I was crunching a ~300 page PDF on a core i7 and found that adding the following options provided a significant speedup:

                            %-> comments to the right 
-dNumRenderingThreads=8     % increasing up to 64 didn't make much difference
-dBandHeight=100            % didn't matter much
-dBandBufferSpace=500000000 % (500MB)
-sBandListStorage=memory    % may or may not need to be set when gs is compiled
-dBufferSpace=1000000000    % (1GB)

The -c 1000000000 setnvmthreshold -f thing didn't make much difference for me, FWIW.


If you are on a multicore system, make it use multiple CPU cores with:

-dNumRenderingThreads=<number of cpus>

Let it use up to 30mb of RAM:

-c "30000000 setvmthreshold"

Try disabling the garbage collector:

-dNOGC

Fore more details, see Improving Performance section from Ghoscript docs.


You don't say what CPU and what amount of RAM your computer is equipped with.

Your situation is this:

  • A scanned document as PDF, sized about 500 kB per page on avarage. That means each page basically is a picture, using the scan resolution (at least 200 dpi, maybe even 600 dpi).
  • You are re-distilling it with Ghostscript, using -dPDFSETTINGS=/screen. This setting will do quite a few things to make the file size smaller. Amongst the most important are:
    1. Re-sample all (color or grayscale) images to 72dpi
    2. Convert all colors to sRGB

Both these operations can quite "expensive" in terms of CPU and/or RAM usage.
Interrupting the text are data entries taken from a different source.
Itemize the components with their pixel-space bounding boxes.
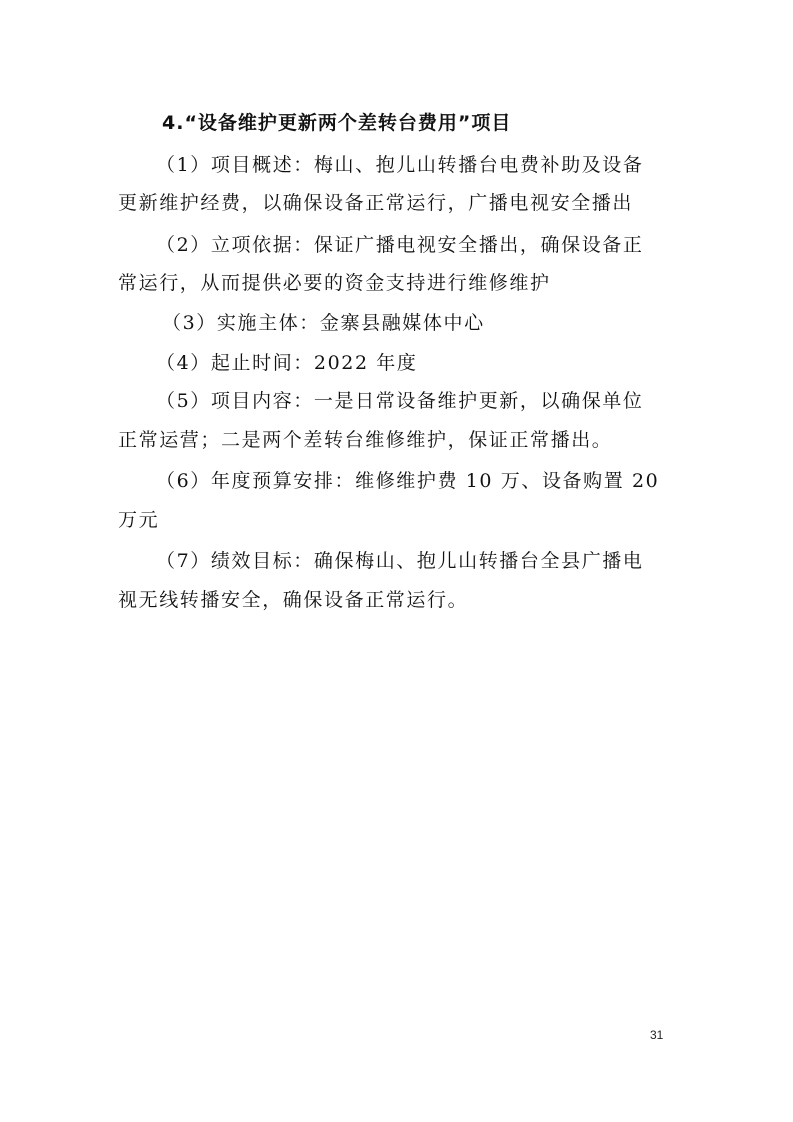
section-heading: 4.“设备维护更新两个差转台费用”项目 [162, 112, 512, 134]
paragraph-line: 视无线转播安全，确保设备正常运行。 [118, 589, 469, 611]
paragraph-line: 常运行，从而提供必要的资金支持进行维修维护 [118, 272, 551, 294]
paragraph-line: 更新维护经费，以确保设备正常运行，广播电视安全播出 [118, 192, 634, 214]
paragraph-line: 正常运营；二是两个差转台维修维护，保证正常播出。 [118, 429, 613, 451]
page-number: 31 [650, 1028, 664, 1042]
paragraph-line: （4）起止时间：2022 年度 [156, 352, 418, 374]
paragraph-line: （2）立项依据：保证广播电视安全播出，确保设备正 [156, 234, 644, 256]
paragraph-line: （1）项目概述：梅山、抱儿山转播台电费补助及设备 [156, 154, 644, 176]
paragraph-line: 万元 [118, 509, 160, 531]
paragraph-line: （7）绩效目标：确保梅山、抱儿山转播台全县广播电 [156, 550, 644, 572]
paragraph-line: （5）项目内容：一是日常设备维护更新，以确保单位 [156, 390, 644, 412]
paragraph-line: （6）年度预算安排：维修维护费 10 万、设备购置 20 [156, 470, 660, 492]
paragraph-line: （3）实施主体：金寨县融媒体中心 [162, 312, 485, 334]
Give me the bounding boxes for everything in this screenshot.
BTW, your setting of -dCompatibilityLevel=1.3 is not required; it's already implicitely set by -dPDFSETTINGS=/screen already.

Try this:

gswin32.exe ^
 -o output.pdf ^
 -sDEVICE=pdfwrite ^
 -dPDFSETTINGS=/screen ^
 -dNumRenderingThreads=2 ^
 -dMaxPatternBitmap=1000000 ^
 -c "60000000 setvmthreshold" ^
 -f input.pdf

Also, if you are on a 64bit system, try to install the most recent 32bit Ghostscript version (9.00). It performs better than the 64bit version.

Let me tell you that downsampling a 600dpi scanned page image to 72dpi usually does not take 23 seconds for me, but less than 1.